Blockchain may not be the most glamorous new star at the Cannes festival but experts touting the technology say it will rock the world of film even if the red carpet crowd doesn’t know it yet.
For the first time, key players in the emerging industry have set up shop at Cannes’ bustling Film Market, a subterranean labyrinth where most of the world’s movie trade takes place.
In a series of workshops, six international start-ups are decoding the complex science behind blockchain and why it matters to both makers and consumers of movies.
‘Blockchain is the future in film, there’s no turning back,’ enthused Jonny Peters, the Australian founder of Gazecoin, one of the companies holding court at Cannes.
Barely a decade old, the technology is an ultra-encrypted process used to handle peer-to-peer transactions, for now mostly of cryptocurrencies like bitcoin.
But its partisans claim that blockchain has the potential to become cinema’s biggest disruptor in decades.
They want to break up what they see as an opaque financing monopoly controlled by a handful of big studios, while also tackling film piracy.
The revolution, if it comes, could be a ‘quantum shift’ comparable to the advent of the internet, they say.
Cannes – which drew ire for banning red-carpet selfies and snubbing Netflix – insists its lens is firmly turned on the future, and that includes jumping on the fast-moving blockchain bandwagon.
‘Everyone is now talking about blockchain, and there’s a general consensus that it will become important in a good number of areas including in cinema,’ Film Market director Jerome Paillard said.
Past ‘can’t be rewritten’
One main aim is to make it a lot easier for independent artists to draw funding.
‘Many filmmakers struggle to raise funds because investors don’t feel like they know where their money is going,’ said Daniel Hyman, of Swiss company SingularDTV.
Blockchain addresses issues like accountability and control because it ‘provides a window into how exactly money is spent’, he told a packed audience in Cannes.
Similar to a spreadsheet, a blockchain is a shared ‘ledger’ or database, in which each entry is permanently recorded with an indelible time stamp.
Crucially, there is no central operator who controls the blockchain. Every participant has a real-time, DNA-like record containing all the transactions.
This decentralised network, combined with a unique coding system, means the technology is extremely tamper-resistant.

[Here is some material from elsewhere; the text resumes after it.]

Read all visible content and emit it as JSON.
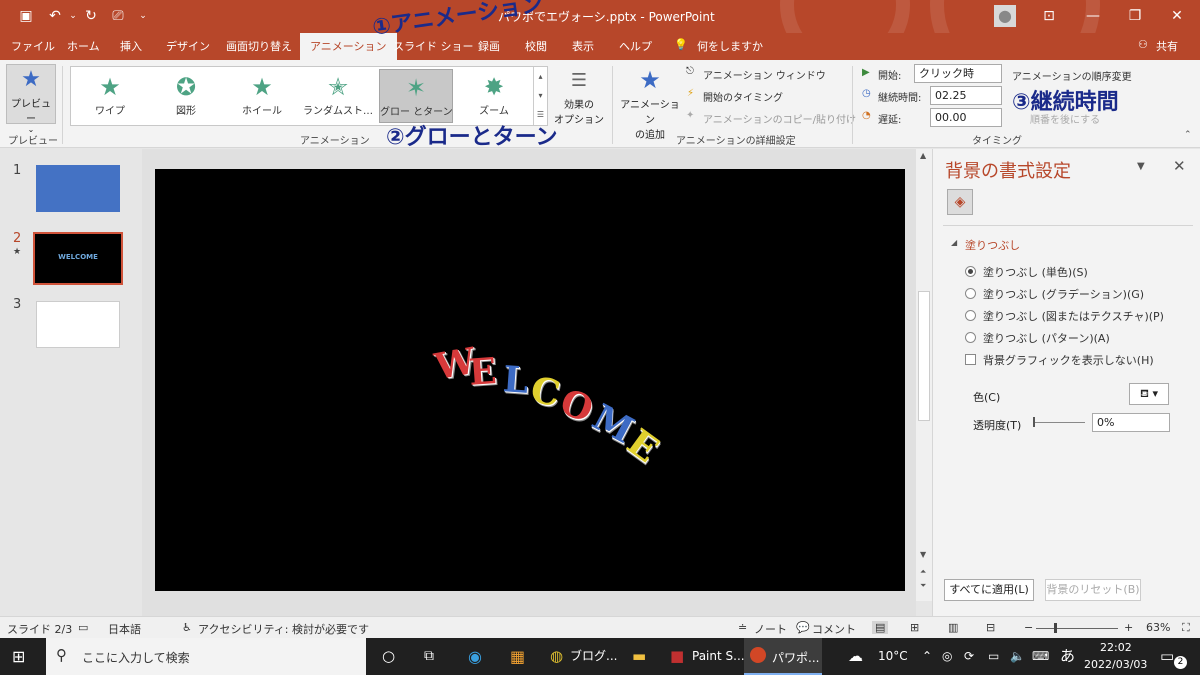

‘The factor of immutability prevents the past form being rewritten,’ SingularDTV founder Arie Levy-Cohen Singular said.
‘That’s unique and new and this is THE breakthrough that underpins the invention.’
The advantages are manyfold, experts claim, from indisputable proof of intellectual property rights and protection of royalty payments to improved crowdfunding opportunities.
‘In cinema where the rights chain is often very complex, this could in the long run provide an alternative to big systems like France’s public register of cinematography,’ said Paillard, the Film Market head.
Reformed pirates
For viewers, the changes could be equally important.
The technology enables filmmakers to bypass big studios and distribute their content directly to audiences who can access it with digital tokens, aka cryptocurrencies.
Next month will see the release of Hollywood’s first blockchain film with ‘No Postage Necessary’ by US director Jeremy Culver.
The comedy about a luckless hacker will be made available via peer-to-peer video network app Vevue, which runs on the world’s most advanced blockchain.
‘Although this is a first for the industry, we hope it will signal a shift in the way content is shared and consumed,’ Culver said in a statement in March.
He banks on the technology to help ‘No Postage Necessary’ go viral by offering Vevue reward tokens to movie reviewers.
In this blockchained universe, pirates may find their hands tied, too.
Not only is counterfeiting films much harder, but experts also hope that consumers will be encouraged to switch from illegally downloading to paying for movies – similar to what Spotify has done for the music industry.
‘Blockchain and piracy have an interesting relationship because many blockchain people are former pirates,’ Gazecoin’s Peters told AFP.